Visitors to the Coggeshall Farm Museum encounter a New England farm at work in the years following one revolution — the war that brought independence from Great Britain — and leading up to a second — the Industrial Revolution.
The Coggeshall farmhouse is a time capsule nestled in the Federal Period, on the cusp of major social and technological change that would usher in new ways of understanding agriculture and the world.
At Coggeshall Farm Museum, you will have the opportunity to step back into the 18th century, observing and participating in household skills, such as hearthcooking, hand-sewing and spinning. Coggeshall is also helping to preserve heritage breeds and heirloom varieties of vegetables using simple, organic methods common in the late 1700s.
Established during the daw of the nation we call the United States, the Coggeshall Farmhouse was built during the mid- to late-1700s. In 1803, a newspaper advertisement mentioned a "dwelling house, almost new," believed to be a reference to the farmhouse. A 1799 deed from a gentleman by the name of Shearjashub Bourne also mentions the farmhouse, which leads us to believe it was constructed between 1785 and 1799.
Coggeshall offers a window into the turbulent steps the infant United States made suring the first years after the ratification of the Constitution. Instead of being a place dedicated to the great leaders like George Washington and John Adams, Coggeshall depicts the lives of everyday farm families who build our nation from the ground up. This living history museum plays an important role in preserving the structure, artifacts, techniques and activities of daily life on a Federalist era farm.

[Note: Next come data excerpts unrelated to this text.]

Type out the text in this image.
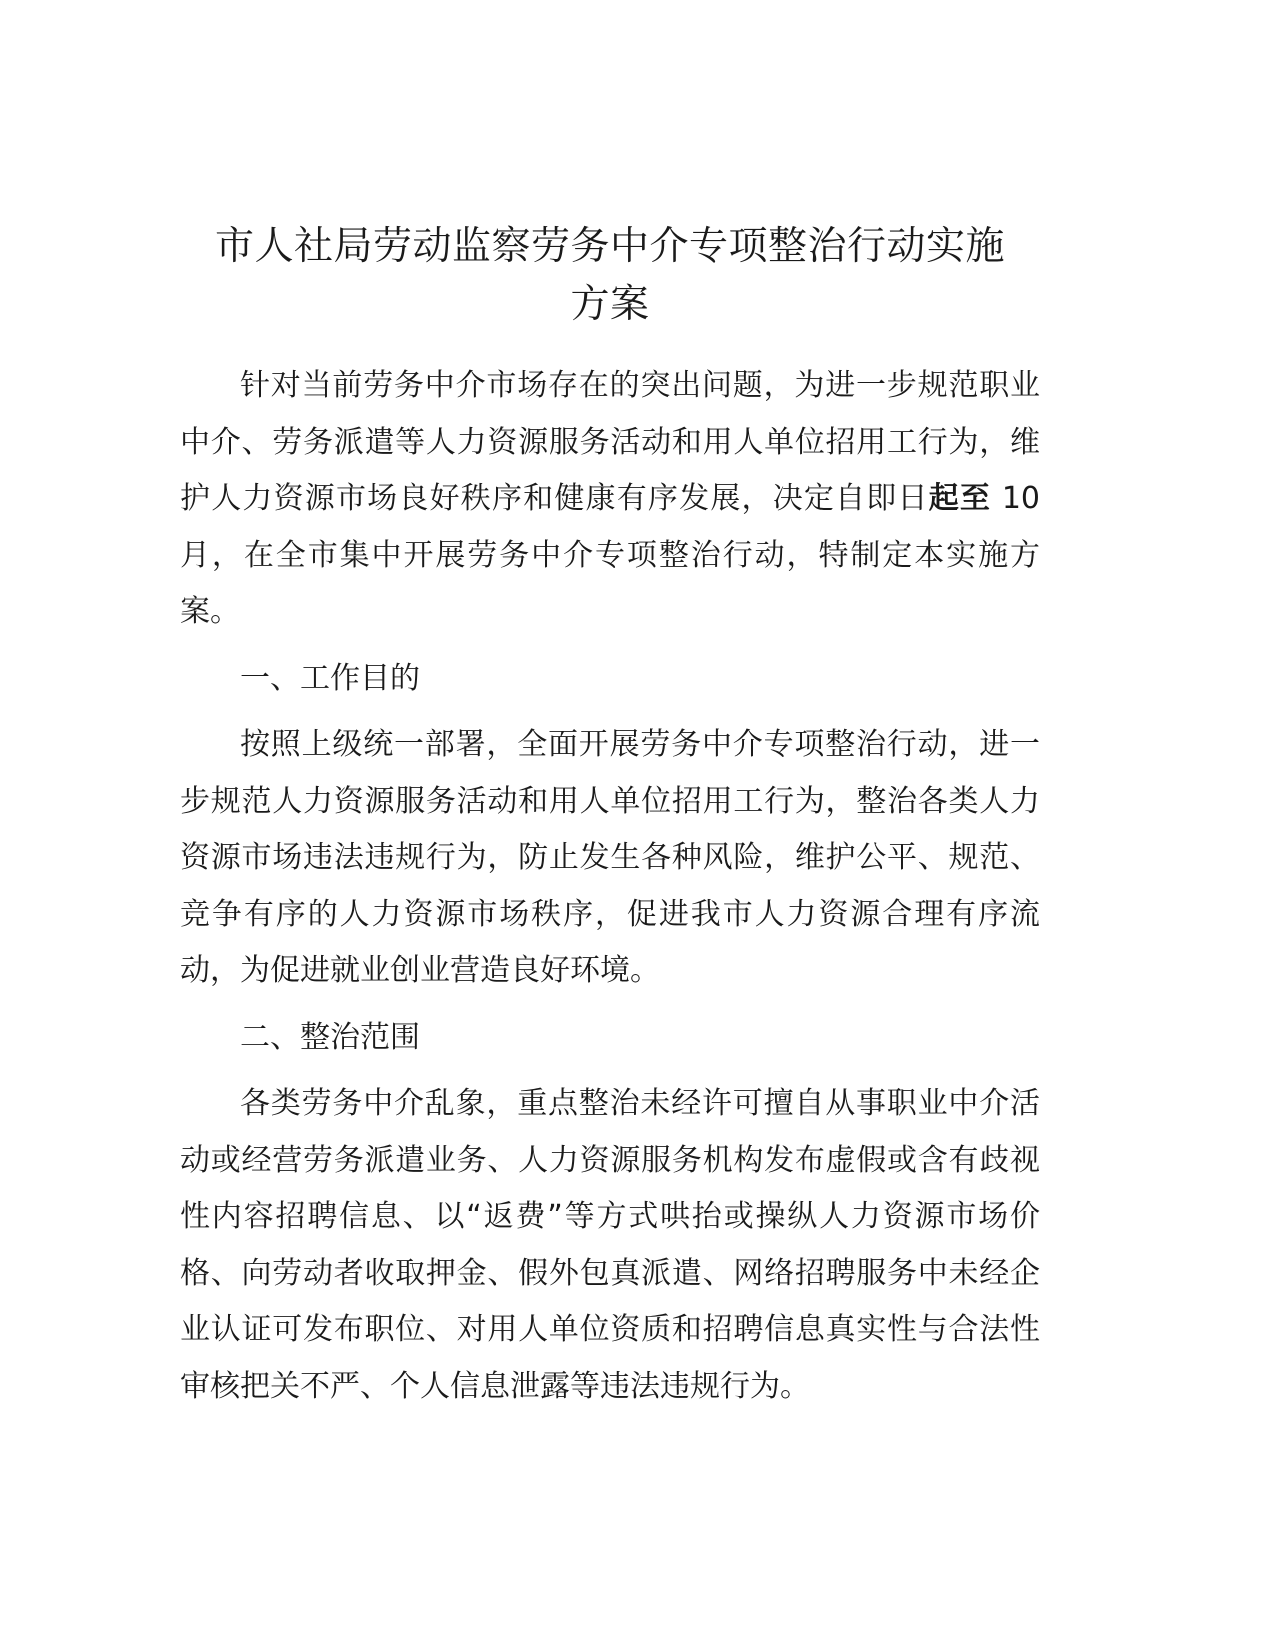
市人社局劳动监察劳务中介专项整治行动实施
方案

针对当前劳务中介市场存在的突出问题，为进一步规范职业中介、劳务派遣等人力资源服务活动和用人单位招用工行为，维护人力资源市场良好秩序和健康有序发展，决定自即日起至 10 月，在全市集中开展劳务中介专项整治行动，特制定本实施方案。

一、工作目的

按照上级统一部署，全面开展劳务中介专项整治行动，进一步规范人力资源服务活动和用人单位招用工行为，整治各类人力资源市场违法违规行为，防止发生各种风险，维护公平、规范、竞争有序的人力资源市场秩序，促进我市人力资源合理有序流动，为促进就业创业营造良好环境。

二、整治范围

各类劳务中介乱象，重点整治未经许可擅自从事职业中介活动或经营劳务派遣业务、人力资源服务机构发布虚假或含有歧视性内容招聘信息、以“返费”等方式哄抬或操纵人力资源市场价格、向劳动者收取押金、假外包真派遣、网络招聘服务中未经企业认证可发布职位、对用人单位资质和招聘信息真实性与合法性审核把关不严、个人信息泄露等违法违规行为。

Undoubtably, on your journey to our farm museum you will enjoy the picturesque vista of salt marsh and farmland that is Poppasquash Neck. It is likely that the Wampanoaq occupied this land prior to 1680 and beyond.
The lands surrounding this neck and the nearby town of Bristol would stand witness to the conflict commonly known as "King Philip's War" (1675-1676), which marked the end of native soverignty in much of New England. "King Philip" is the European name given to one of the leaders who engaged in open warfare with the English Colonists. The real name of this leader was Metacom or Metacomet. He was Sachem of the Wampanoag and not a "king." The name Philip was given to him during attempts to Christianize him.
The nearby town of Bristol was established soon after win the 1680s. English colonists soon began to settle and farm Poppasquash Neck. Nathan Byfield, one of the four original propieters of Bristol, purchased the land that would become Coggeshall Farm.
The American Revolution had devastated maritime facilities and trade that had traditionally sailed out of Newport, Boston, and New York. Bristol rose, for a time, to become the main port of the Northeast. It also became the tip of what is sometimes called the "little triangle trade," a system of trade that heavilty involved the importation of African captives to be sold into slavery, and molasses that would be turned into rum.
By the time of the Federalist Era in the 1790s, Bristol had also become known for the export of onions, rum, horses, mules, dairy products, and wool. This increased the value of farmland on Poppasquash Neck and attracted new buyers, including John Brown of Providence and the DeWolf family of Bristol, two names which at this time were deeply associated with the African slave trade.
The museum's name comes from some of its more famous 19th-century occupants. Wilbur and Eliza Coggeshall were tenants at the farm beginning in the early 19th century. Their son, Chandler Coggeshall, went on to become active in state politics and in 1888 helped to found the State Agricultural School, known today as the University of Rhode Island. Although a common local name in the late 18th century, there is currently no evidence that Coggeshalls were living at the farm during the time period depicted by our living history interpreters.
It is believed that the name "Poppasquash" is derived from the Wampanoag words "Papoose-Squaw" or from words like "Popomshaonk" n. from "Popomshau", which means going to and from, or "Poponasaumsuog", which means winter fish. The Wampanoag may have lived in this area prior to 1680 and beyond.